Many of formerly loyal Israelis are searching for an exit and obtaining second passports as protests and reforms shake the country.
In recent weeks, an increasing number of Israelis have either begun actively considering relocation or have already begun doing so. Not to another city, town, or suburb, but entirely outside of Israel.
The national anthem is being chanted as a growing number of Israelis take to the streets in a show of solidarity, carrying Israeli flags, two symbols that have long been associated with right-wingers but are now being reclaimed by the left.
The same people will probably be doing both: fighting for the Israel they fear losing, but also growing weary of that fight and preparing for the worst-case scenario.
The natural, unconditional connection they once had with their state has now been weakened, most likely permanently, as Prime Minister Benjamin Netanyahu‘s far-right government pushes through radical judicial reforms intended to fundamentally alter Israel’s governance.
Giora Shalgi’s radio interview was a remarkable occurrence for Israelis. Between 1998 and 2004, the 84-year-old man oversaw the Israeli military’s Rafael Advanced Defense Systems (previously known as Rafael Armament Development Authority).
However, three months into the current administration, despite dedicating his life to Israel’s military, he told an interviewer that he was no longer committed to remaining in Israel.
I’ve been offered lucrative salaries abroad over the years; My coworkers were as well. He stated, “I even didn’t listen.” Shalgi continued, “when people like me start to entertain these kinds of thoughts and start to wonder, “Why am I here?” There must be a serious problem.
“The question is irrelevant to me because I am 84 years old, but it is relevant to my grandchildren. One of my grandchildren has already made the decision to move to Spain; The other is thinking about going to Canada. They don’t want their children to grow up here.
The interview made headlines because, according to Israeli standards, Shalgi is a symbol of Zionist dedication.
Numerous others who are now considering leaving do not make headlines; rather, they carry on as usual. whereas many more continue to entertain the possibility of leaving. Some of them openly discuss it out of defiance, while for others, it remains a private choice they are embarrassed to make in public.

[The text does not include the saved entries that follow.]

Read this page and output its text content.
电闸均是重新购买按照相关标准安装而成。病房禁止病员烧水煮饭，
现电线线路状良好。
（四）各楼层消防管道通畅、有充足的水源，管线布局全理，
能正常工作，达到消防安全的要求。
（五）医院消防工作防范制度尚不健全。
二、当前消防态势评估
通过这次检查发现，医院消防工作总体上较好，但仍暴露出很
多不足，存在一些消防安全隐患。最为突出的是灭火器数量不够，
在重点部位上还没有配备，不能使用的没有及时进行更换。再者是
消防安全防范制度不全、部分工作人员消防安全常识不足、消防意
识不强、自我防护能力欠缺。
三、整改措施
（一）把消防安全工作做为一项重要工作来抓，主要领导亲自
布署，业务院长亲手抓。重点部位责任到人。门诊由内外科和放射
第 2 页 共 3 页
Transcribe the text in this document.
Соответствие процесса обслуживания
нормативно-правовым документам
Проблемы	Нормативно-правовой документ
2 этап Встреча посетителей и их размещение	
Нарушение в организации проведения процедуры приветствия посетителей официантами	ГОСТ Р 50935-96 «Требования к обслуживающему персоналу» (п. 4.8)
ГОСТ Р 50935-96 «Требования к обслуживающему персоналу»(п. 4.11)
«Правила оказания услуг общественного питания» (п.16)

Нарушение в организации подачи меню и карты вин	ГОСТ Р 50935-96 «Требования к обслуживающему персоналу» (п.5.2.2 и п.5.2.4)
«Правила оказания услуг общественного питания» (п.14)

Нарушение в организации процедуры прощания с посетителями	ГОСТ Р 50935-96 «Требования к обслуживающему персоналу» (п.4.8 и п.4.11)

After all, even a decade ago, leaving Israel was regarded as a betrayal-like act. Emigrants were referred to as “a cascade of wimps” by the then-Prime Minister Yitzhak Rabin in 1976, which is the closest Hebrew translation for a more offensive term. The unmistakable Israeli essayist Stomach muscle Yehoshua said they were tainted with an infection.
A New Home
This attitude and the terminology have evolved over time. A more neutral term has replaced the negative term used to describe those leaving Israel: relocation”.
The changes and enraged manner of speaking of the present government and the colossal fights they have incited have even legitimized wantaway sentiments inside what was left of the old “Israel as it were” unit.
Even just talking about relocation has become an act of resistance to Israel’s changing face. There is a growing number of people who are either actively involved in the process or considering “relocating.”